The second installment of Peter Ward's journey to Brighton & Hove Albion, via tonight's opponents Burton Albion. Read part one here.
Ward was able to make the transition from a non-league set-up to that of a Football League club fairly smoothly.
“We were training every day at Brighton, whereas at Burton we trained two or three times a week and the rest of the time you worked in another job.
“I much preferred to train in football than work in a factory. At Brighton, I got stronger, I did a lot of work putting weights on my legs and it paid off."
With his close control and explosive goalscoring skills, Ward won rave reviews from Albion fans for his displays in the reserves, so much so that there was a mini-campaign in The Argus letters page for him to be given a first-team chance.
Eventually, in March 1976, the prodigious striker was given his debut in Brighton’s Division Three match at league leaders Hereford, and he made a flying start.
"It was totally unexpected that I was selected for the first team. You can’t go wrong when you make your debut in front of the Match of the Day cameras and score in 50 seconds! Everyone’s watching and everyone knows who you are then."
In the 1-1 draw, the identity of the first scorer was in dispute, "Sammy Morgan said he thought it was his goal.
“We stopped on the way back from Hereford and went to eat and watch Match of the Day and we could see it was my goal even thought it was lucky. If it hadn’t been on the telly it wouldn’t have been recorded as mine."

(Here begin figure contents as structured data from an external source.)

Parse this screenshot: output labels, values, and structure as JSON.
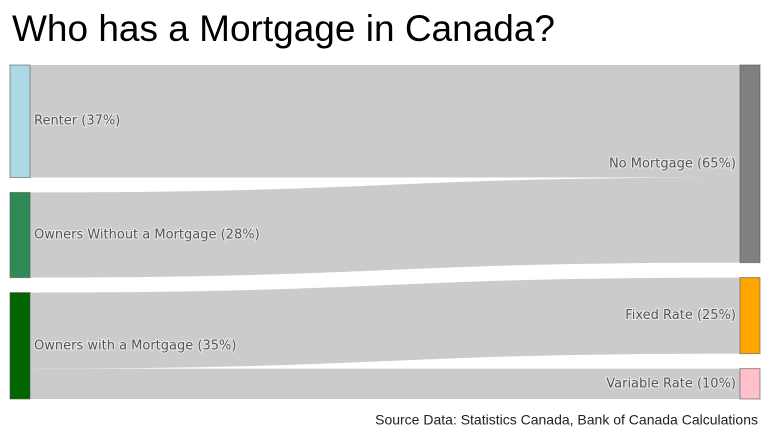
{
  "chart_data": {
    "type": "sankey",
    "title": "Who has a Mortgage in Canada?",
    "source_note": "Source Data: Statistics Canada, Bank of Canada Calculations",
    "nodes": [
      {
        "label": "Renter (37%)",
        "color": "#add8e6"
      },
      {
        "label": "Owners Without a Mortgage (28%)",
        "color": "#2e8b57"
      },
      {
        "label": "Owners with a Mortgage (35%)",
        "color": "#006400"
      },
      {
        "label": "No Mortgage (65%)",
        "color": "#808080"
      },
      {
        "label": "Fixed Rate (25%)",
        "color": "#ffa500"
      },
      {
        "label": "Variable Rate (10%)",
        "color": "#ffc0cb"
      }
    ],
    "links": [
      {
        "source": 0,
        "target": 3,
        "value": 37
      },
      {
        "source": 1,
        "target": 3,
        "value": 28
      },
      {
        "source": 2,
        "target": 4,
        "value": 25
      },
      {
        "source": 2,
        "target": 5,
        "value": 10
      }
    ],
    "link_color": "#c8c8c8"
  }
}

Peter played in the final eight matches of the 1975/76 season, hitting six goals. Despite Wardy's prowess in front of goal, Taylor's Albion side won just once in those matches, putting the kybosh on their promotion chances.
They finished fourth, three points adrift of Millwall, who defeated Brighton 3-1 in a crucial match over Easter, and there were some critics of Taylor’s ability to motivate players.
“He would have it out with players, saying things like ‘What the hell are you doing?’ But as I was coming in and scoring, he was good and encouraging with me.
“When the season finished Taylor gave me a rise, a bonus and extended contract. He may have done that to secure me at the club. There was no hint that he was going to be leaving.”
Having failed to secure promotion, Taylor left for Nottingham Forest in the summer of 1976, re-uniting with Brian Clough.
As for Ward, the pint-sized striker was about to embark on a phenomenal first full season in the Brighton first team.
A club record breaking 36 goals in all competitions was just the start that new boss Alan Mullery was looking for from the former Burton goalscorer.
Ward’s goals proved vital to Albion’s success in the late Seventies/early Eighties, where the Seagulls rose up to the First Division before a transfer to two-time European champions Nottingham Forest in 1980.
The forward briefly returned on loan in 1982 before heading to Canada and then America - where he still lives - for the remainder of his career.